勝山俊介さんの戯曲集2冊、『回転軸』(1972年)、『風の檻』(1983年、いずれも新日本出版社)です。
勝山さんは「回転軸」という戯曲で、日本共産党創立45周年の文芸作品に入選された方で、ほかにも本名の西沢舜一の名であらわした評論『文学と現代イデオロギー』(1975年、新日本出版社)で、多喜二・百合子賞も受賞されました。
この、2冊の戯曲集は、勝山さんの戯曲を計8編収録したものです。いずれも上演されたもので、そのときの簡単な記録も本に書かれています。これらの作品は、いずれも権力や資本の支配とたたかう人びとが登場します。時代や条件によってたたかいかたはちがいますが、いろいろな形で、人びとのつながりをつくり、そしたたたかっていく姿が、そこにあります。

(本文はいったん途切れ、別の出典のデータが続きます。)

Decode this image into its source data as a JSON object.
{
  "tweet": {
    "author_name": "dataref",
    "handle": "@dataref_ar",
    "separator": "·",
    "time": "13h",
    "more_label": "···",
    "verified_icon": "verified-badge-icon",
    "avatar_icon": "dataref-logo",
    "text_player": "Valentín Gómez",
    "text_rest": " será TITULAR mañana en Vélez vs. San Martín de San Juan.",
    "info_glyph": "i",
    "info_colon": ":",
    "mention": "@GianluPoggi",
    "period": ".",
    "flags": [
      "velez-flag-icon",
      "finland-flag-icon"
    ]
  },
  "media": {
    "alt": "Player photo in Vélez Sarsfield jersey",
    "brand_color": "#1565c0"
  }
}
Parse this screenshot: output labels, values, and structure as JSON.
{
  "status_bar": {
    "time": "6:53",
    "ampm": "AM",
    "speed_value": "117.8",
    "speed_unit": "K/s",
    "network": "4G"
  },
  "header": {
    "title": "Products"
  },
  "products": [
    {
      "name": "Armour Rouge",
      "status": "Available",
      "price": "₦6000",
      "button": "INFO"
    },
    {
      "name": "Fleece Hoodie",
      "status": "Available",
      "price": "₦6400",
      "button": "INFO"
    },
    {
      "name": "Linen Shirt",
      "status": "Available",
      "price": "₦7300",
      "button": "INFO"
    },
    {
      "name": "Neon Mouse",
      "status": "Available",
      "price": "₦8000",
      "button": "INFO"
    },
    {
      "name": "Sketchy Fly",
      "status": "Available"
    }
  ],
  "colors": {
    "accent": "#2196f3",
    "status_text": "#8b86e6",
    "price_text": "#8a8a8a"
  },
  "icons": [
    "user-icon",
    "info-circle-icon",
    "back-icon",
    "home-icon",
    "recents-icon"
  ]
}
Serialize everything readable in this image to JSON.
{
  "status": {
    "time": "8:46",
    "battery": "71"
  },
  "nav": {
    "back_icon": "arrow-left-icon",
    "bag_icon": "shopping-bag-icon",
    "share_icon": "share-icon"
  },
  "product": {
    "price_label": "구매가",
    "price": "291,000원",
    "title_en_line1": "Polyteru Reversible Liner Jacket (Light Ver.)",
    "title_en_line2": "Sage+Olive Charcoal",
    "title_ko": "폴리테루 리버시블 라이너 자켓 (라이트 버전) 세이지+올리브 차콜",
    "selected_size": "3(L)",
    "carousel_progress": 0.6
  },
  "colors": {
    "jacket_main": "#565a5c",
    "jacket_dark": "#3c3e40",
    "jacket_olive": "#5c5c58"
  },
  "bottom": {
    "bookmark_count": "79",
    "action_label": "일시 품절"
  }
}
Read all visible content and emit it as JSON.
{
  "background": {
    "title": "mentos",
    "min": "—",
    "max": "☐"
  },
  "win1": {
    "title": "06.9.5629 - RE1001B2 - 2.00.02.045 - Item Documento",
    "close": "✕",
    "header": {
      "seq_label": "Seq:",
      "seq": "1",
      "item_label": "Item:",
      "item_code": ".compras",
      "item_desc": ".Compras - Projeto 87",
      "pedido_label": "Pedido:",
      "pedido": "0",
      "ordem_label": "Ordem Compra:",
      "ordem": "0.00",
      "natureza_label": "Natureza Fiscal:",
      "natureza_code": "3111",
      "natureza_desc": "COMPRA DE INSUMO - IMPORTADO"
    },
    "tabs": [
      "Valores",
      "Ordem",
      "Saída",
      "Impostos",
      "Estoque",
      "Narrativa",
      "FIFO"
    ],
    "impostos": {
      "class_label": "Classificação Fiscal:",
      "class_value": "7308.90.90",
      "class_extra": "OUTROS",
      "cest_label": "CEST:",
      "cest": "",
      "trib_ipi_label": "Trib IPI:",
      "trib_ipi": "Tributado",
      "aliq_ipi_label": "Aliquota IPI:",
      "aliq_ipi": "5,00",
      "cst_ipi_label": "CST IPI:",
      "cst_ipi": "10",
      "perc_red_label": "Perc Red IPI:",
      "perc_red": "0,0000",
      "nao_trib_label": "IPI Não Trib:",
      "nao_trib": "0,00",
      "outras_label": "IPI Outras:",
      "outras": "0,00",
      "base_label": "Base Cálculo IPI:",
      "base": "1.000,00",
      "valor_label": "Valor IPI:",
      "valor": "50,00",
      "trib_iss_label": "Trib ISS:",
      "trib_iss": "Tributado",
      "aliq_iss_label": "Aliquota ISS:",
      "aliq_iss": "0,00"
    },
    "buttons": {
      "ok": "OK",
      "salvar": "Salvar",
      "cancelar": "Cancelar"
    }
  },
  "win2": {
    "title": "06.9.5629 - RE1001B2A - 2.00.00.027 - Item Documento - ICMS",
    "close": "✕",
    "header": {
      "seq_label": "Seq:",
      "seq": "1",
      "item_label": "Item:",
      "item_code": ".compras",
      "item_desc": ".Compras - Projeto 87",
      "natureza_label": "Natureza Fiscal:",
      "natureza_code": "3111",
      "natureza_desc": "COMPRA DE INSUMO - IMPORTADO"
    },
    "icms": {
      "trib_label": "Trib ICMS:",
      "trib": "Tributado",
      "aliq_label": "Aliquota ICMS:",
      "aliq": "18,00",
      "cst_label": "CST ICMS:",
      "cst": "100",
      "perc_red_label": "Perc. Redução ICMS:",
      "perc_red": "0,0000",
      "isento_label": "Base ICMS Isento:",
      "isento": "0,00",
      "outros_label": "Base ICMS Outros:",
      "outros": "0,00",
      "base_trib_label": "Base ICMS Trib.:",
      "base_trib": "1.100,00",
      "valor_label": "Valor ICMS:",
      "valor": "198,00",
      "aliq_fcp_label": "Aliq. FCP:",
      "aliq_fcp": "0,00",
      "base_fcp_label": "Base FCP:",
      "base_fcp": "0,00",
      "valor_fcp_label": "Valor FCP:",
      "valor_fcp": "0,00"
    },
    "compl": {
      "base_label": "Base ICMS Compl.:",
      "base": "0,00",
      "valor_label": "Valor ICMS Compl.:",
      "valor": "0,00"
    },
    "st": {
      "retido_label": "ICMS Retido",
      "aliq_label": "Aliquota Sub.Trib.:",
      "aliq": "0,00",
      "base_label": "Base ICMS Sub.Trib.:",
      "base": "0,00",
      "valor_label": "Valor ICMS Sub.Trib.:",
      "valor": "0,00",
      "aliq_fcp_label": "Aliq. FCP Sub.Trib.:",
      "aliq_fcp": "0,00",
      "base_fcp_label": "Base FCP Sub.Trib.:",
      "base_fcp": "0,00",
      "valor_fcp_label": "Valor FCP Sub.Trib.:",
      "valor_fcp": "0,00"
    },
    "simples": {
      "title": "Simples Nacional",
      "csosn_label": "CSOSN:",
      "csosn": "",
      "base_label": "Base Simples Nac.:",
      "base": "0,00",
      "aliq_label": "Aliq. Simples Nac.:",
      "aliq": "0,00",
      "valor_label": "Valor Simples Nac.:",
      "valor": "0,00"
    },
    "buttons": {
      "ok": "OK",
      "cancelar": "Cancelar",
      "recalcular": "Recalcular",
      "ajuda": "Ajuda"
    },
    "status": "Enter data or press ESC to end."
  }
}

そこには、漁場を埋め立ててセメント工場をつくろうとする資本と行政が一体になって推進しようとする動きに、漁民たちが老若男女を問わず連帯してたたかう、地域の共同体の姿を描いた「風成の海碧く」のような、前近代からの共同体が、たたかいをささえる柱の一つになっているようなものもあります。
ひとびとの共同と連帯をどうするか、まだまだ過去の作品から学ぶことは多いようです。